17. The method of claim 16, wherein the first reconstructing the first local bitmap data comprises:

for the owner stripe, marking/initializing whether to be reconstructed according to the logic of yes/no need;

the non-owner stripes are all initialized.

18. A bitmap processing apparatus applied to any node in a multi-node control system, the apparatus comprising:

the first acquisition module is used for acquiring first domain attribution information of the strip when receiving an offline event;

a mask setting module, configured to set a first mask and a second mask according to the first domain home information;

the local data bitmap preprocessing module is used for performing first preprocessing on first local bitmap data by utilizing the first mask so as to enable the first local bitmap data to complete first reconstruction;

a received bitmap data preprocessing module, configured to perform second preprocessing on first received bitmap data using the second mask, so that the first received bitmap data completes second reconstruction;

The merging module is used for merging the first local bitmap data subjected to the first pretreatment with the first receiving bitmap data subjected to the second pretreatment to obtain second local bitmap data;

the local data bitmap preprocessing module is specifically configured to: performing bit-wise OR operation on the first local bitmap data and the first mask;

the receiving bitmap data preprocessing module is specifically configured to: and performing bit OR operation on the first receiving bitmap data and the second mask.

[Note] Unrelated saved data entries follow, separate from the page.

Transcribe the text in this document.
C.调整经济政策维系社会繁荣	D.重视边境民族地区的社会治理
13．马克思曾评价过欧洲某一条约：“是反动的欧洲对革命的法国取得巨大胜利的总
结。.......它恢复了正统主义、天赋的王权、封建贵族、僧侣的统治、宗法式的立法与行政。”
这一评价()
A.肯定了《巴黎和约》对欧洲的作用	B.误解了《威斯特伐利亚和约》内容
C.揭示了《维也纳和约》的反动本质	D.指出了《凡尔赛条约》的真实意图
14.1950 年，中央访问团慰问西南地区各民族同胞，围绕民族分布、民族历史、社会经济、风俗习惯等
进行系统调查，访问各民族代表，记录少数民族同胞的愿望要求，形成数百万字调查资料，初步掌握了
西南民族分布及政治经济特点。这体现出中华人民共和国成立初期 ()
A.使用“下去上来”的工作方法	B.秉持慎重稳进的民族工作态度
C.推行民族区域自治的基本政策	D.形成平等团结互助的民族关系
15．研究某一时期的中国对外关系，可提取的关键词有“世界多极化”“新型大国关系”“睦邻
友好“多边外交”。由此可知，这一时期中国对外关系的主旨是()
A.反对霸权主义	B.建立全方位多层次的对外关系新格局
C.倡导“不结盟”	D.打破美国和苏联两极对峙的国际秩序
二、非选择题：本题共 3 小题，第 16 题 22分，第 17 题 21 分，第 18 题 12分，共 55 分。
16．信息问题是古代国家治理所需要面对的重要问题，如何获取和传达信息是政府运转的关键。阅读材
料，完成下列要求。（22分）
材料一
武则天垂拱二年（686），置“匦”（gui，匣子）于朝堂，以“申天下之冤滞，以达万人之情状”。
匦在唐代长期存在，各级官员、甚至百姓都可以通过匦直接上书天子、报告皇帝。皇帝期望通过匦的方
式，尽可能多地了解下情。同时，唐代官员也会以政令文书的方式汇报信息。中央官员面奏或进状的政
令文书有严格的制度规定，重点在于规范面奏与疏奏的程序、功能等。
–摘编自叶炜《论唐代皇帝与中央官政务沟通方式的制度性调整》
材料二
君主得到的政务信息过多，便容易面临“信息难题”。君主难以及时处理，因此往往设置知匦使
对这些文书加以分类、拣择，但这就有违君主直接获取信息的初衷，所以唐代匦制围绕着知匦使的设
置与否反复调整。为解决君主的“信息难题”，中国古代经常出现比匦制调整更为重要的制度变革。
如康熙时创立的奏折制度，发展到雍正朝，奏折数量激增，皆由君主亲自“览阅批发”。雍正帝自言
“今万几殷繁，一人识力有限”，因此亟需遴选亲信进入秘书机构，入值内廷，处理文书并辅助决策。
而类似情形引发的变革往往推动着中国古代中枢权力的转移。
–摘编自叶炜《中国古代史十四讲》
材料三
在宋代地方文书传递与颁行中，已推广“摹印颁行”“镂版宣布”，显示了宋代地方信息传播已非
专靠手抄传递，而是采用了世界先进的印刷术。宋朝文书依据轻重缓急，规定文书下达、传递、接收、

19. A computer device, comprising:

a memory and a processor, the memory and the processor being communicatively connected to each other, the memory having stored therein computer instructions, the processor executing the computer instructions to perform the bitmap processing method of any one of claims 1 to 17.

20. A multi-controller system comprising the computer device of claim 19.

21. A computer-readable storage medium having stored thereon computer instructions for causing a computer to perform the bitmap processing method of any one of claims 1 to 17.